Phenotype and morphological variation are not always good indicators of relatedness. I'm sure you are familiar with the ecomorphs of Bd. pumilum and the morphological variation seen between these ecomorphs. These morphs look very different and would easily be classified as their own species based on morphological variation alone, however they are all Bd. pumilum. There are a number of examples in lizards showing strong selection on phenotype despite limited genetic variation. A lot of the microsat genetics work for these species is still in progress although some of it has been published (i.e. Tolley et al., 2004, Mol. Phylogenet. Evol.; Tolley et al., 2008, J. Biogeogr., etc.).

Chris
Of course I know this example, but I think the differences are here even bigger than between the fynbos form of pumilum and the typical form. But thats just my impression. All in all, the chameleons of SA have still much potential for new species, whether based on genetics in the labs or on classical field work
 

melanocephalum

Avid Member
Amazing pics ! Are you sure about the id of the Howick Bradypodions ? I don't have the distribution map of Br.caffer in my head but they look very similar to the ones of Howick
Thanks,
They are not Bradyoidion caffer i am familair with those as well as distribution is about 350 km South East of Howick.
 

melanocephalum

Avid Member
Tyrone,

Are you certain these are not subadult animals that have not yet developed into their full adult characteristics? Bd. thamnobates and Bd. melanocephalum have been shown to be extremely closely related with very limited genetic divergence. There is mounting evidence of gene flow between them and they could actually represent ecomorphs of the same species with different locales experiencing strong but differential selection associated with their different habitats. Based on the close relatedness of these two species, I'd be hesitant to agree that this locale represents a distinct species or subspecies but rather may represent an intermediate form between Bd. thamnobates and Bd. melanocephalum along a cline of closely related but morphologically variable populations/ecomorphs extending from the coast up into the Drakensberg mountains.

Chris
Chris,

They certainly are, it is not the first time i have been to the population and photographed the animals , we collected tissue for the exact purpose. The adults found at Howick are much smaller then Typical animals found in Nottingham road and Mooi River in the Midlands.

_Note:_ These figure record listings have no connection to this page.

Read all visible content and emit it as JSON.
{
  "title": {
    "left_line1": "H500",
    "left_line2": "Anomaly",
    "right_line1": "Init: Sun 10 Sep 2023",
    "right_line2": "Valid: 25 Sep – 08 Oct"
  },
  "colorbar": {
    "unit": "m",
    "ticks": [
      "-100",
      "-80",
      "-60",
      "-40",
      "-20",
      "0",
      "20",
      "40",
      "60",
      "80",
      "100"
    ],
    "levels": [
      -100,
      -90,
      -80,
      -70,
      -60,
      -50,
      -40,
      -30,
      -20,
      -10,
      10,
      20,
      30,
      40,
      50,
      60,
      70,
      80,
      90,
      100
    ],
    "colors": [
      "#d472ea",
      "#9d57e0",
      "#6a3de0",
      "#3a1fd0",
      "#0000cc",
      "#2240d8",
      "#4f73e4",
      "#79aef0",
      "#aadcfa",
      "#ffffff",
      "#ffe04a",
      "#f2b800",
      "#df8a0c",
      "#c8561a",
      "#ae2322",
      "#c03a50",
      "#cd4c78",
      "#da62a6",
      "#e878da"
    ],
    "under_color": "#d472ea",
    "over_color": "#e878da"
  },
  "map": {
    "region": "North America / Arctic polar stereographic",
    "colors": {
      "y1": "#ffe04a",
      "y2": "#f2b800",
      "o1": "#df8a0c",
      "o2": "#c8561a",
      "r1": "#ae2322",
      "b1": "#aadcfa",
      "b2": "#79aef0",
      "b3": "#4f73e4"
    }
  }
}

melanocephalum have an extremely limited distribution they do not overlap with thnobates nor the animals from Howick, even the mirco habitat of these animals differs greatly. Sure, it's much harder to make a decision purely on photographs, when you see the animals in hand it's quite evident there is something going on. A possible inter grade is suspected but this is interesting because of the lack of distribution over lap between thamnobates and melanocephalum. As i mentioned tissue and samples were collected for further work and as we know that takes time.

Regards.
 

Chris Anderson

Dr. House of Chameleons
Staff member
Tyrone,

Interesting. I would caution, however, that a lack of current distribution overlap does not mean a lack of historic distribution overlap. Many of the habitats inhabited by Bradypodion are remnant habitats that were once interconnected. Evolution and diversification is a slow process and these populations likely may have been better connected at a point in time that is relevant to their genetic similarity. Similarly, habitat specialization does not necessarily mean that historic distributions were not abutting such that they could interbreed or even that said habitat specialization is relatively recent in evolutionary time. I think a more complete picture of these two species will become more clear in the coming years.